Flood Insurance Program Changes

A dramatic shift in the National Flood Insurance Program (NFIP) will have far-reaching implications for both homeowners and the private insurance industry. For the first time, beginning in October 2020, the NFIP will calculate rates based on actual flood risk models.

The result could mean significantly higher rates for properties in areas with the highest risk of floods, as well as a much larger number of properties covered by flood insurance overall. Those outcomes should present a significant opportunity for private insurers to penetrate the flood insurance market.

The changes are the most consequential since the NFIP was created, even though the case for reform has long been clear. Premiums collected by the NFIP have been woefully insufficient to cover flood losses for years, creating a gusher of debt that topped $30 billion in 2017.

Much of that can be traced to the structure of the program. Without accurate flood risk models, the NFIP has used a simple approach: only properties located within a 100-year flood zone could purchase coverage, and the rates within a flood zone were uniform. So, for example, a property on stilts half a mile from the ocean is charged the same premium as an oceanfront property.

Building a book of flood insurance business has been incredibly difficult for the private market. The inability to accurately analyze risk and the federal program’s artificially low, taxpayer-supported premiums have been the primary obstacles.

The new risk maps move away from that one-price-for-all approach and designate several levels of risk, which will enable both the NFIP and private insurers to much more accurately calculate appropriate premiums. The expected increase in the national program’s rates will, for the first time, make private carriers competitive.

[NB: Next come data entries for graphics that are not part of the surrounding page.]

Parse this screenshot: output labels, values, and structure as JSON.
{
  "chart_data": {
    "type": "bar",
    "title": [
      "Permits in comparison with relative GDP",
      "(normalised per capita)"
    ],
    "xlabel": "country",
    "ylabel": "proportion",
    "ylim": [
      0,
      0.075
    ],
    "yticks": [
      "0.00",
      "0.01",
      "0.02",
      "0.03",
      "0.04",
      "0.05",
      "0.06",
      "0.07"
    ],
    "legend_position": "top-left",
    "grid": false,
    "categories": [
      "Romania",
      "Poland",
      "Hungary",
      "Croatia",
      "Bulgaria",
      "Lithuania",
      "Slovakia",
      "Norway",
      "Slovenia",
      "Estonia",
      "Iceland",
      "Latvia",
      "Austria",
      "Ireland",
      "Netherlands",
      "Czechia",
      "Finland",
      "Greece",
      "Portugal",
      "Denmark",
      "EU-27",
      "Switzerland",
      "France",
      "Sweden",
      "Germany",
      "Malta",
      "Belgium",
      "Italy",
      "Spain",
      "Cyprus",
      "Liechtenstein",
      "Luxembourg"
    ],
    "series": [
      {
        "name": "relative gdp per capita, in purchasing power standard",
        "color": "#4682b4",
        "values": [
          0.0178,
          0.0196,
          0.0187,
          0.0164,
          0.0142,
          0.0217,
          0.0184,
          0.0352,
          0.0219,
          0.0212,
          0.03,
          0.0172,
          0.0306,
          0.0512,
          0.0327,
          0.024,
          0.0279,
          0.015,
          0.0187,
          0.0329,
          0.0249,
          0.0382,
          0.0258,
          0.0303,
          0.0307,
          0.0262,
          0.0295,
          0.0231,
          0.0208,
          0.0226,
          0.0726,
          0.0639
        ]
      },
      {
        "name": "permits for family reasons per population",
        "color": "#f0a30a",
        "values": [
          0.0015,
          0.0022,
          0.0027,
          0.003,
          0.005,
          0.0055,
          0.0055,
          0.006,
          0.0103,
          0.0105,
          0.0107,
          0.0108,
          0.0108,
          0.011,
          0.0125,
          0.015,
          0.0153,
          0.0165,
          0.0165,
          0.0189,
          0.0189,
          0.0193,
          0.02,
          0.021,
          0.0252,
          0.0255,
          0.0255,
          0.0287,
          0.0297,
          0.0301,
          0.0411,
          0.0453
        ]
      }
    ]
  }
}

The new maps also, for the first time, make clear the flood risk for properties that sit outside a 100-year flood zone. Despite the fact the national program only covers those properties, only about 50 percent of all flood-related losses occur in 100-year zones. That represents a lot of opportunity for insurers nationwide, not just those in coastal regions.

At the same time, the changes also provide an opportunity for the private insurance market to finally bundle coverages to create a more comprehensive program for coastal property owners who face the highest risk of hurricanes. (Most hurricane policies today cover wind damage but not flood damage.)

Finally, there is concern that more accurate risk-based pricing could disincentivize new development and/or hurt property values in the highest risk areas. Correll Insurance Group will certainly pay close attention to this issue over the next year before the new rates take effect, but on the whole we are supportive of the changes. Reforming the NFIP with a goal of stopping the massive annual losses it has incurred while simultaneously providing the private market a legitimate opportunity to compete for this line of business is a win.